Chris Randall’s Apple IIc display shows off the elementary beauty of alphaSyntauri. Photo (CC-BY-NC) Chris Randall, via Flickr.

Global availability of music may not have silenced the usual gripes about musical quality and diversity, even if they should. But the Web is providing a place for people to share music with other music-making enthusiasts, sharing the craft of constructing it with the relish of chefs talking over drinks at the end of a long day.

Anyway, that’s my excuse for mentioning fellow blogger, music software developer and musician Chris Randall, again. I’ve been thoroughly enjoying the meticulously-concocted sounds of his new micronaut EP, Particulate. Ticking away leisurely, with thick alphaSyntauri pads set against cool, understated metrical rhythms, it’s the as though the machines themselves are enjoying a calm weekend afternoon.

On the Analog Industries blog, more description

Chris admits something I’ve been hearing increasingly in whispers among producers from a wide variety of genres – he’s getting away from the DAW. The dominant computer software model, even in more restrained incarnations like Ableton Live, still involves an overwhelming set of tools and sequencing apparatus that can get you away from, you know, actually playing your machines like instruments. Instead, Chris uses “good old-fashioned playing,” and gating from analog outputs from an Apple IIe-based sequencer. It’s nothing new (quite literally so, as the gear is from the 80s), but it’s a discipline to which I hear many producers return again and again. (I got to read them talking about it in the 80s and 90s, too, as I edited old Keyboard stories for an upcoming book – sometimes you have to turn the sequencers off and focus on really playing the machines.
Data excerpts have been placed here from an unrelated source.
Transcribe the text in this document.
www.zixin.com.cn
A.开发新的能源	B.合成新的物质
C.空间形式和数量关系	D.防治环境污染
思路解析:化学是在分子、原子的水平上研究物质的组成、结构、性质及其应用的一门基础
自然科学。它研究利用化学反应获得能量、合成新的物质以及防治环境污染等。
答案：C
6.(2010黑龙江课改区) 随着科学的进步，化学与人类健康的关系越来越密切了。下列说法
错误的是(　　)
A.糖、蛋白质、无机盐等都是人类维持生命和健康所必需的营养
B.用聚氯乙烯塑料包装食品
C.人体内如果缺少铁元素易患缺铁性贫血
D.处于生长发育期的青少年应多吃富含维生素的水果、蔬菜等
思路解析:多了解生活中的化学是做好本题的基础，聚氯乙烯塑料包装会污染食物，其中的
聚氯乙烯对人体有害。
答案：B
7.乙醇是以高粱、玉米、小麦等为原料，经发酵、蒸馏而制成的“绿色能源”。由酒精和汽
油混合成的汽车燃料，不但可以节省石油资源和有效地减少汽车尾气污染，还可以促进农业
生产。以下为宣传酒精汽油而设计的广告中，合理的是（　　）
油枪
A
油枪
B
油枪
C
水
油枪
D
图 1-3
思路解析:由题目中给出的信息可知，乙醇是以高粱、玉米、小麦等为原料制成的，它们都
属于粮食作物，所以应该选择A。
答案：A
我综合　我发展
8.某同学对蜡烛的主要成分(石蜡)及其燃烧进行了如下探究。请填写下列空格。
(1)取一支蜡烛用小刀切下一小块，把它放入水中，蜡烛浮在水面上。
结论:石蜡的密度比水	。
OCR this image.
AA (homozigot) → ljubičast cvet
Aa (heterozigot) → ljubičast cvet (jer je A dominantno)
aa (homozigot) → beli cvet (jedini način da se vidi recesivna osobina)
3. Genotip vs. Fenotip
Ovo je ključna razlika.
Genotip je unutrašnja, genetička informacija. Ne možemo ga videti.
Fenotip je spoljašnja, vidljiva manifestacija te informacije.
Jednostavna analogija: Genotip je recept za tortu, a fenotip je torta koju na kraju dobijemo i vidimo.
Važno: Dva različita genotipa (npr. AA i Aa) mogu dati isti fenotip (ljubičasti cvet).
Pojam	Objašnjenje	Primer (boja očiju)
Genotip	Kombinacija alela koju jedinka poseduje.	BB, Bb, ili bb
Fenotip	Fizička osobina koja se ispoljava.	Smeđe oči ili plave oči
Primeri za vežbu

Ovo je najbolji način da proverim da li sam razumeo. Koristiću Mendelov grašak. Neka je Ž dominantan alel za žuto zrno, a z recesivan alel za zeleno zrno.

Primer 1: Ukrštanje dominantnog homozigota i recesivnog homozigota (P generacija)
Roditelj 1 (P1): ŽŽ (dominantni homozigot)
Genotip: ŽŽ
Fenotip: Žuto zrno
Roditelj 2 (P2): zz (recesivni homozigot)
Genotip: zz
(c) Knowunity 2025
Think that bit in Star Wars with the flight computer.)

The gear:
Roland CMU-800R + Apple IIe (kids, ask your parents)

alphaSyntauri, also based on the Apple II

Korg 770, which has the best vintagesynth.com description ever: “Aside from being very old, there isn’t much else to say about the 770.” Assuming I take care of myself and survive to be a senior, this is I hope what I can someday make my epitaph.

Korg MS20, about which much could be said

Euro-Rack modular

Korg Monotribe

iPad running Curtis (granular app) + Alesis iO Dock

Lexicon M300 (now-discontinued hardware reverb), and ValhallaRoom and Chris’ own Eos, as reverb

I love the polish of the EP, but it’s also revealing to watch Chris tinker with his rack of gear, as in this more recent image:

By the way, for my part, I’m also enjoying not sequencing materials. If you don’t want to go to tape, you can take the same approach in any software. Hanging out with King Britt in his studio, he tracked live playing and CV-gated sequences into Ableton Live; I’ve taken to using Propellerhead Reason (formerly Record) for the same purpose. (Hint: that absence of MIDI output? It’s not a bug, it’s a feature.)

All of this is relevant, as there’s a big Synth Meet tomorrow in Los Angeles put on by those connoisseurs of analog, the blog (and sometimes-artists’-collective TRASH_AUDIO. And certainly the idea of investing in all this shiny is, eventually, to actually make something resembling music with it. Chris, look forward to seeing you tomorrow.

Also, fans of alphaSyntauri — I’ve been watching this growing, open group on Facebook devoted to that instrument:
The Alpha Syntauri Group

They point to a big load of documentation someone has collected.

Now I’m nervous, because typically when I ramble on about something like this, commenters get angry. It’s a Friday. Don’t hurt me. Go listen, and if you don’t like it, it’s a Big, Wide Internet. In fact, go make something.